Hasta que la Vida nos Reúna

Capítulo 35

Capítulo 35: Otra vez

—El señor Miller -me susurró cuando miró su móvil.

Se calzó rápidamente el pantalón y atendió la llamada mientras se colocaba la camiseta.

En ese momento despertó Emma, por lo que me puse la bata y me levanté a atenderla.

Al cabo de pocos minutos Steve se presentó en la cocina con el rostro desencajado y el móvil en la mano.

Lo miré tratando de dominar el pánico, aguardando que él hablara.

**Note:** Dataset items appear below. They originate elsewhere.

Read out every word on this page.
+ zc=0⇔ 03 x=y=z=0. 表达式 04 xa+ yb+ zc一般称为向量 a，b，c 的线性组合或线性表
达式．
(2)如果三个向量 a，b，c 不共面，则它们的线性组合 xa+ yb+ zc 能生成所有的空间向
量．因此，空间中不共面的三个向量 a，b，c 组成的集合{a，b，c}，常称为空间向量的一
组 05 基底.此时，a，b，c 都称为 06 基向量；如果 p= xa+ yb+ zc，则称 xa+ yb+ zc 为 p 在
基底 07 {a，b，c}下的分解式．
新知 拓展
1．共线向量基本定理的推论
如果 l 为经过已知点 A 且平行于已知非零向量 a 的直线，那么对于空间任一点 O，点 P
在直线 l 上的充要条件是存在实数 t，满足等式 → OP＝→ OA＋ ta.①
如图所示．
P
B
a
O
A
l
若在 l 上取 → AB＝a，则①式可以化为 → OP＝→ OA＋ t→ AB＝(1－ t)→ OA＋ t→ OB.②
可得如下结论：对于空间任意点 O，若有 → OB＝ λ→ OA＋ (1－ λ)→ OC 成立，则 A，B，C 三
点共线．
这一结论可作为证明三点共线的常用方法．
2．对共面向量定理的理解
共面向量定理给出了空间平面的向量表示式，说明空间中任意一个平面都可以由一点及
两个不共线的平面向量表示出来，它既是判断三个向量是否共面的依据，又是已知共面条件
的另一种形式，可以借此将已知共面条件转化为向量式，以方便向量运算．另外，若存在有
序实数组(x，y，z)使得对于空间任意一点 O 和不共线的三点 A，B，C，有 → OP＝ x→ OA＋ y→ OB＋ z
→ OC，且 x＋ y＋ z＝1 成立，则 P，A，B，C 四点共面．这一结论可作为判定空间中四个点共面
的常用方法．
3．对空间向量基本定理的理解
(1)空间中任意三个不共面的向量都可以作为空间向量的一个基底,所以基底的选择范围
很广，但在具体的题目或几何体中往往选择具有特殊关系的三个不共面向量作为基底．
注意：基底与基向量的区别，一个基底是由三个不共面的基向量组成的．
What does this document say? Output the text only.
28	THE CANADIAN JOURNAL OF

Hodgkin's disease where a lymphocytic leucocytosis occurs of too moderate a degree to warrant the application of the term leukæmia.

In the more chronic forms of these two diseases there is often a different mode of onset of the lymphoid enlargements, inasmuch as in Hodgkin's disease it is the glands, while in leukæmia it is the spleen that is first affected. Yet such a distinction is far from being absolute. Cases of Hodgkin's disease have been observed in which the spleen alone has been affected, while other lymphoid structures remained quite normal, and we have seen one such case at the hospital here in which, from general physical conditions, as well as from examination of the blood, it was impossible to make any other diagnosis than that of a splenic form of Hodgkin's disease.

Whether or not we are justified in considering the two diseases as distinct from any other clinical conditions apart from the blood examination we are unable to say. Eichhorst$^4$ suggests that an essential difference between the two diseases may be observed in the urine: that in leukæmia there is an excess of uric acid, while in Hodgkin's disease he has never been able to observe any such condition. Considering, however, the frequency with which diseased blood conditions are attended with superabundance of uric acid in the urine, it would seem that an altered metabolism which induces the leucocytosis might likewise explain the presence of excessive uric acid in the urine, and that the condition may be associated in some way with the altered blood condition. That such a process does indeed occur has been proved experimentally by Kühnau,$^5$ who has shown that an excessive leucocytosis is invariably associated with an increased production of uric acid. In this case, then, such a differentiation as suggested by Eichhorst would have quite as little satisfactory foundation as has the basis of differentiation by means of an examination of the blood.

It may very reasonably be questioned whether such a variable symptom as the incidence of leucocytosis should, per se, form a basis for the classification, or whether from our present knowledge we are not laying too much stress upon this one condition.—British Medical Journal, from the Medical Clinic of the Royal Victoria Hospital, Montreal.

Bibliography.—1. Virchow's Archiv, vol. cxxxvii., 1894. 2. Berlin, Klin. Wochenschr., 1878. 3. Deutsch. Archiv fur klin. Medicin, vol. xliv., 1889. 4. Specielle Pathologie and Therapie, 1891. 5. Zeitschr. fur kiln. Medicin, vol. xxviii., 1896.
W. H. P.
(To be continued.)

—Debo viajar a Barcelona. Mañana por la mañana.

Ahí estaba. Otra vez.

—¿Por cuánto tiempo?

—Una semana.

Toda una vida podía suceder en una semana. Bien lo sabíamos los dos.

—Ven conmigo.

La opción me sacudió un poco la angustia que de pronto me había asaltado. Sin embargo, no era tan sencillo.

—No puedo -le respondí con una sonrisa que pretendía ser relajada-. No puedo desaparecer así sin más de mi trabajo. Aparte, sólo será una semana, ¿cierto?

Él vino hacia mí y me envolvió con sus brazos.

—Cierto -dijo quedo.

Emma, que jamás había visto esa demostración de amor entre nosotros, se acercó y tiró de mi bata. Cuando la levanté en mis brazos Steve nos abrazó a ambas sin señal de querer soltarnos.

Ese día preparé lasagna de pollo, porque era su plato favorito, y abrimos el cabernet que él había traído el día anterior. Una comida especial para una despedida que no quería ser un adiós.

—¡Me encanta esta comida! -exclamó Emma golpeando sus manitos en un aplauso-. Gacias, mami.

Steve la miró con expresión de orgullo.

—¿Verdad que sí? Y a mamá le sale exquisita.

—Ya dejen de ponderarme y coman, que se enfría.

* * *

Ese domingo hicimos todo juntos, manteniendo, siempre que podíamos, el contacto físico como una necesidad anticipada por la ausencia. También Emma demandó su atención durante todo el día, como presintiendo cuánto extrañaría a su padre.

Cuando después de la cena, tomábamos una copa de vino en la sala, y Emma ya dormía en su cuarto, le pregunté:

—¿A qué hora es tu vuelo?

—A las diez. Estaría llegando a Barcelona a las diecisiete y treinta. Allá serían las once y treinta de la noche, por lo que empezaré a trabajar recién el martes.

—Avísame cuando llegues.

—Lo haré.

—¿Cuándo regresas?

—El otro martes o miércoles, probablemente. Tengo que asesorar al Gerente de Marketing de la nueva sucursal. Trazaré los lineamientos durante el vuelo para comenzar a trabajar lo antes posible y así podría desocuparme antes.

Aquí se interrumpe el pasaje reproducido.